Ülkemizde ve dünyada sıkça rastlanan durum, fosil yakıt sektörünün var olduğu çevrede ana geçim kaynağı haline gelmesi ve tüm alternatif yaşam biçimlerini bilinçli olarak yok etmesidir. Devlet politikalarının önümüze koyduğu şey, ya bu Santralde çalışarak sağlığını, hayatını kaybetmek, ya da işsiz kalarak açlığa mahkûm olmaktır. Oysa, hiçbirimiz, çalışanlar buna mahkûm değiliz. Çalışanların hem sağlıklarını, hayatlarını korumaları; hem de işsiz kalmadan çalışmaya devam etmeleri mümkündür.
Devlet, ülkenin elektrik üretim kapasitesinin önemli bir bölümü kullanılmamasına rağmen, üretim kapasitesi yarattıkları gerekçesiyle, kapatılanlar da dahil, elektrik santrallerine 2019 yılında 2 milyar Lira ödedi. Bu para en az 20 bin işçinin yıllık ücretlerini ödemeye yeterli. Bu bütçe, ekolojik ve toplumsal yıkıma yol açan santrallerin bir adil geçiş süreciyle kapatılması için yeni yatırımlar yapılmasına ve sağlıklı iş olanakları yaratılmasına yeterli.
Yeter ki, bu adil geçiş politikası uygulanmak istensin.Bunu somutlaştıracak; çalışanların işsiz kalmasını, açlığa mahkûm olmasını önleyecek uygulamaların hayata geçirilmesine karar verilsin. Biz bunun mümkün olduğunu biliyoruz.
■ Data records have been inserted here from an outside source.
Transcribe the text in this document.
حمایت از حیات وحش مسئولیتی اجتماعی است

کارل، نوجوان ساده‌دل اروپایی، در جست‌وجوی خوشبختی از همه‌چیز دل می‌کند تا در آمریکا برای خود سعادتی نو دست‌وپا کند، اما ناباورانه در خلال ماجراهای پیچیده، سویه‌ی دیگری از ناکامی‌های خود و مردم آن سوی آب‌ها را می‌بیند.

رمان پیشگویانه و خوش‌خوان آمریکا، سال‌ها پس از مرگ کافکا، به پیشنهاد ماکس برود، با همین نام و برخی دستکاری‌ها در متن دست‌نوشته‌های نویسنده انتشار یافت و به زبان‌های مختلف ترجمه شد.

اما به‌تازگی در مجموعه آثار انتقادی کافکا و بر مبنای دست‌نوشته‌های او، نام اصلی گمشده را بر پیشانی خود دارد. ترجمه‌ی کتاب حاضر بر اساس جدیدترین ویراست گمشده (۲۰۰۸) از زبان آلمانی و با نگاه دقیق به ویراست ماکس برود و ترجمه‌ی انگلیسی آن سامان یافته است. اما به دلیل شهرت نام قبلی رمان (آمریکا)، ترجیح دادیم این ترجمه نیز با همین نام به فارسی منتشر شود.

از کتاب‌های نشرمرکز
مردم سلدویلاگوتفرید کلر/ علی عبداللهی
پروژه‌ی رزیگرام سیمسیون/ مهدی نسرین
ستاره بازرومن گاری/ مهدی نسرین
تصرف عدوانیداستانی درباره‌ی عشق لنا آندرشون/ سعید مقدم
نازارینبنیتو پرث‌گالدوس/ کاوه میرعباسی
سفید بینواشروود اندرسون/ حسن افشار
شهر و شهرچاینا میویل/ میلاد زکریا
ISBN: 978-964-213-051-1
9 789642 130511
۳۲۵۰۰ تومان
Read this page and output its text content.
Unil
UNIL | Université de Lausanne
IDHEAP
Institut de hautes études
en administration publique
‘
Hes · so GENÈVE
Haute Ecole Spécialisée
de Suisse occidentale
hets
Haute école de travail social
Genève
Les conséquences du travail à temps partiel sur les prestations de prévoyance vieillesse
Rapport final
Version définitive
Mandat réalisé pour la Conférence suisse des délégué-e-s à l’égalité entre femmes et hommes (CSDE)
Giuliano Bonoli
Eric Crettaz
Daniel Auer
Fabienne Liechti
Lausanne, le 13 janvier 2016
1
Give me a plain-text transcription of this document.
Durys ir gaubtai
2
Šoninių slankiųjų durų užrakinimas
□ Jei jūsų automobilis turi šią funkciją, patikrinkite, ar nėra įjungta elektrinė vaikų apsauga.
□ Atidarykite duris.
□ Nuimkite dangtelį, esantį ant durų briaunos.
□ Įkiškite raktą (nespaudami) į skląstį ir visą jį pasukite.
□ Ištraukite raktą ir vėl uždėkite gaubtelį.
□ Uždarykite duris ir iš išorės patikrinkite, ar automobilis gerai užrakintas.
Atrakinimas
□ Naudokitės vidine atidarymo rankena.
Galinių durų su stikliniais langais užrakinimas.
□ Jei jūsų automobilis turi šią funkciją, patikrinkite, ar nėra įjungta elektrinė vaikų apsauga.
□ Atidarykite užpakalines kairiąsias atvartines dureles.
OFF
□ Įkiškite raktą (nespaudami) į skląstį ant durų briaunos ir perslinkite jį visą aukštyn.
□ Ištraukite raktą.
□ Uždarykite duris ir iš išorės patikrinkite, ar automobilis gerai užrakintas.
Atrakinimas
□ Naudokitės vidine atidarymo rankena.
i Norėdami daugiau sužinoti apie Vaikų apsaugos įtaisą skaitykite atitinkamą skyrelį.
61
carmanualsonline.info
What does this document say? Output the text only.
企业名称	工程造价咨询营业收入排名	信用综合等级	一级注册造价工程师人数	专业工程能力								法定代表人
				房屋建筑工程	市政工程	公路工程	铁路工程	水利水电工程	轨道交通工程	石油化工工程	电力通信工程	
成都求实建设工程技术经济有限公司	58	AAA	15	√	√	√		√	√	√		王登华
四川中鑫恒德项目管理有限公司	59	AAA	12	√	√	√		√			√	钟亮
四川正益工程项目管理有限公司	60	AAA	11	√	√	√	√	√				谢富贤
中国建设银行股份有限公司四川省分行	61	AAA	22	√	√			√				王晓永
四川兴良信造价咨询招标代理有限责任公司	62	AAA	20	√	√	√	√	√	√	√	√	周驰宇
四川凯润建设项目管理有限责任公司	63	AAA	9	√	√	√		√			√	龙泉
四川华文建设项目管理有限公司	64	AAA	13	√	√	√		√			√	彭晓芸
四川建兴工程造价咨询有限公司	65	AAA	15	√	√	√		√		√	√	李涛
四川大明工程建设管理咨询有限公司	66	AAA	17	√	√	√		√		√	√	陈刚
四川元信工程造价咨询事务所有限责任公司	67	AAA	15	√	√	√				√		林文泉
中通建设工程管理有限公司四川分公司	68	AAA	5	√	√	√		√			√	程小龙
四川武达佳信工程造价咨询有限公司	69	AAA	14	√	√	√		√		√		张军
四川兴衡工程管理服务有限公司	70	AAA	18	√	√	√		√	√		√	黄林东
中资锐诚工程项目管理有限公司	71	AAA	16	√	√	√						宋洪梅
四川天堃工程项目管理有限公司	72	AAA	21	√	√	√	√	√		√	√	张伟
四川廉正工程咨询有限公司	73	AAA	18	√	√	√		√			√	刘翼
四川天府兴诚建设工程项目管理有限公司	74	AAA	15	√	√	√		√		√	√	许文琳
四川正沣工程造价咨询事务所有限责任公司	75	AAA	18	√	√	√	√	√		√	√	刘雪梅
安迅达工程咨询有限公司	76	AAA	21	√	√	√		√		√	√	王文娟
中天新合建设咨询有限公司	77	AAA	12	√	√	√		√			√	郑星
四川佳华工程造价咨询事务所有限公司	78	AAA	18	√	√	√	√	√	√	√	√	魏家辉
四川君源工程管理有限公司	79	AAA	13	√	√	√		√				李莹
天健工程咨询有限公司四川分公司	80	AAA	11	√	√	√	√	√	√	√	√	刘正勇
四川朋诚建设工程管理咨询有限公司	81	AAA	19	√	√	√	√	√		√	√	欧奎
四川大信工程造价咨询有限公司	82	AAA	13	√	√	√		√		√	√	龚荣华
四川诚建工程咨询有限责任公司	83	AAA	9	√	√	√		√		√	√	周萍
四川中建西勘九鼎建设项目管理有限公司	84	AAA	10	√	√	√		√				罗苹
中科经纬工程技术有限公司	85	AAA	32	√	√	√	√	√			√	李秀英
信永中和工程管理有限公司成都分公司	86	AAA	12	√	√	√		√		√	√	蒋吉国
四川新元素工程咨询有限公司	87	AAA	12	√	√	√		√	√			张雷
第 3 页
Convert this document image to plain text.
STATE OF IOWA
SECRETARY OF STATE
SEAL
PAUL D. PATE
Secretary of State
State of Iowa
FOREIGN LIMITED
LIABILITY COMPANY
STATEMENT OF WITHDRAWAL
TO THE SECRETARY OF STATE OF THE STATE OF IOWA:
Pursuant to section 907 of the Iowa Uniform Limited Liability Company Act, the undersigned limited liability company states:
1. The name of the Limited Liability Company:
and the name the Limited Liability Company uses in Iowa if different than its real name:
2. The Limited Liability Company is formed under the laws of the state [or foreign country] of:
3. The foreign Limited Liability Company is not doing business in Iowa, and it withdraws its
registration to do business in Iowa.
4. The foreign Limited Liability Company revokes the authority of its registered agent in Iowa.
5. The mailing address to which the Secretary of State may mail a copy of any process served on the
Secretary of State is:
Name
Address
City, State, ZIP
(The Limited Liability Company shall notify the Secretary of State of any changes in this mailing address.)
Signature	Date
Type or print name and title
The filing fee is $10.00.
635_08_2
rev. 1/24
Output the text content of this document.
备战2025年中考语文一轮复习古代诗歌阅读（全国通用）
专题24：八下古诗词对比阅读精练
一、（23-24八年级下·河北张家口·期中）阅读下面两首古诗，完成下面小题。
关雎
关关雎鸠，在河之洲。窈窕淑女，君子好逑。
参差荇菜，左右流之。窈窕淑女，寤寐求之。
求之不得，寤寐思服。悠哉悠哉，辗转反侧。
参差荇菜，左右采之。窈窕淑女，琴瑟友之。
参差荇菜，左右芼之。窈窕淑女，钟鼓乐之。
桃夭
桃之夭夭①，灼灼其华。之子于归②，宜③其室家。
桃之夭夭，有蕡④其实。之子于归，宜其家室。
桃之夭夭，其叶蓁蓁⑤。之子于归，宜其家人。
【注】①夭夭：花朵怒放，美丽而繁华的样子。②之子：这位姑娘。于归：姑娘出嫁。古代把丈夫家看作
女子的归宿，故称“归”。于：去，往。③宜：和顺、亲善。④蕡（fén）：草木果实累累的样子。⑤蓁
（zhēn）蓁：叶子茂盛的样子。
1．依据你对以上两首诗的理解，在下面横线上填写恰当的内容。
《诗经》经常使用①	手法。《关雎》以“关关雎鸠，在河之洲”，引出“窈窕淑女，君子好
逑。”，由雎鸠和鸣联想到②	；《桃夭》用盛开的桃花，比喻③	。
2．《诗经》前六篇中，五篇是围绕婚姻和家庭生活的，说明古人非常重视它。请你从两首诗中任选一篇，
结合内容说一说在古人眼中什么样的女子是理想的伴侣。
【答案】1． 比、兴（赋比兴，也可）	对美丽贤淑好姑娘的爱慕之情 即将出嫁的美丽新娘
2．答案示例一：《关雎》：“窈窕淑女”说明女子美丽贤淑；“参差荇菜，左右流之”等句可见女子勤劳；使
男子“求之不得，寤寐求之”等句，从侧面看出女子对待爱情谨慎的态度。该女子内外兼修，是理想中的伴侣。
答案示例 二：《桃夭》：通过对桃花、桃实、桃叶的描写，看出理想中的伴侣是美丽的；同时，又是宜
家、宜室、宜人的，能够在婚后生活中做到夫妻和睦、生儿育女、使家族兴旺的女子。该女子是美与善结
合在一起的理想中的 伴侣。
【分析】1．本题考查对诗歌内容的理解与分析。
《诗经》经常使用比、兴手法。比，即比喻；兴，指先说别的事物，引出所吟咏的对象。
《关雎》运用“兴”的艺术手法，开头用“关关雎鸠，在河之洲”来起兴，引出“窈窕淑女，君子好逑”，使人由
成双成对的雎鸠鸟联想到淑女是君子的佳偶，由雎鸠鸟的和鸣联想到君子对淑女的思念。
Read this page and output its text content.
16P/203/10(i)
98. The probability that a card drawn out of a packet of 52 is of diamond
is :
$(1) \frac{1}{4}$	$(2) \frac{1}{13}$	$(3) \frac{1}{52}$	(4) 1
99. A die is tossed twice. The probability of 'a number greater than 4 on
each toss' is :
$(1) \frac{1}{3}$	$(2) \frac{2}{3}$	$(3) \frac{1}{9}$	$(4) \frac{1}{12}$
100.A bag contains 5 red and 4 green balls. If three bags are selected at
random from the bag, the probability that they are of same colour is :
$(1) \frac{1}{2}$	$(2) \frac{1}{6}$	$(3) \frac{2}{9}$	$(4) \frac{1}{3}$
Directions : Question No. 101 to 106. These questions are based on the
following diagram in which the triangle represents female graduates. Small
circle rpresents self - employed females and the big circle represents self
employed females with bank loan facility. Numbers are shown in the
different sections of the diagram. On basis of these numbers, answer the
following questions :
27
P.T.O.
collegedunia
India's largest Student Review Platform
İhtiyaç olmayan kapasiteyi yarattıkları için elektrik üretim şirketlerine yılda 2 milyar Lira ödeyebilen devlet, Yatağan TES’i besleyen kömür maden ocaklarının yok ettiği Stratonikea antik kenti ve Lagina kutsal alanı arasındaki kutsal yol kazılarına ödenek bulamamakta, kazı maliyetinin bir bölümü Yatağan TES işletmecisi tarafından karşılanmaktadır. Yok edilen ve dünya ölçeğinde tanınan bu kültür varlıkları ciddi bir turizm potansiyeli ve önemli bir iş-geçinme imkânı sunmaktadır. Doğayla ve toplumsal hayatla uyumlu olarak kullanılabilecek imkân değerlendirilmemekte, yöre insanı Santral’de sağlıksız koşullarda çalışmaya mahkum edilmektedir.
Kırk katıra da kırk satıra da mecbur değiliz. Bu nedenle doğayla, bitkilerle, hayvanlarla barışık; ülkeyle, insanlarla dost olan bizler, yarattıkları karbon salımları nedeniyle içinde bulunduğumuz iklim krizinin başlıca nedenlerinden olan bu termik santrali kapatıyoruz.
Hukuku, anayasayı, yasaları tanıyorsa devlet de hem bu Santrali kapatmak hem de çalışanları işsizliğe, yoksulluğa, açlığa mahkum etmeyecek politikaları derhal uygulamaya koymak zorundadır.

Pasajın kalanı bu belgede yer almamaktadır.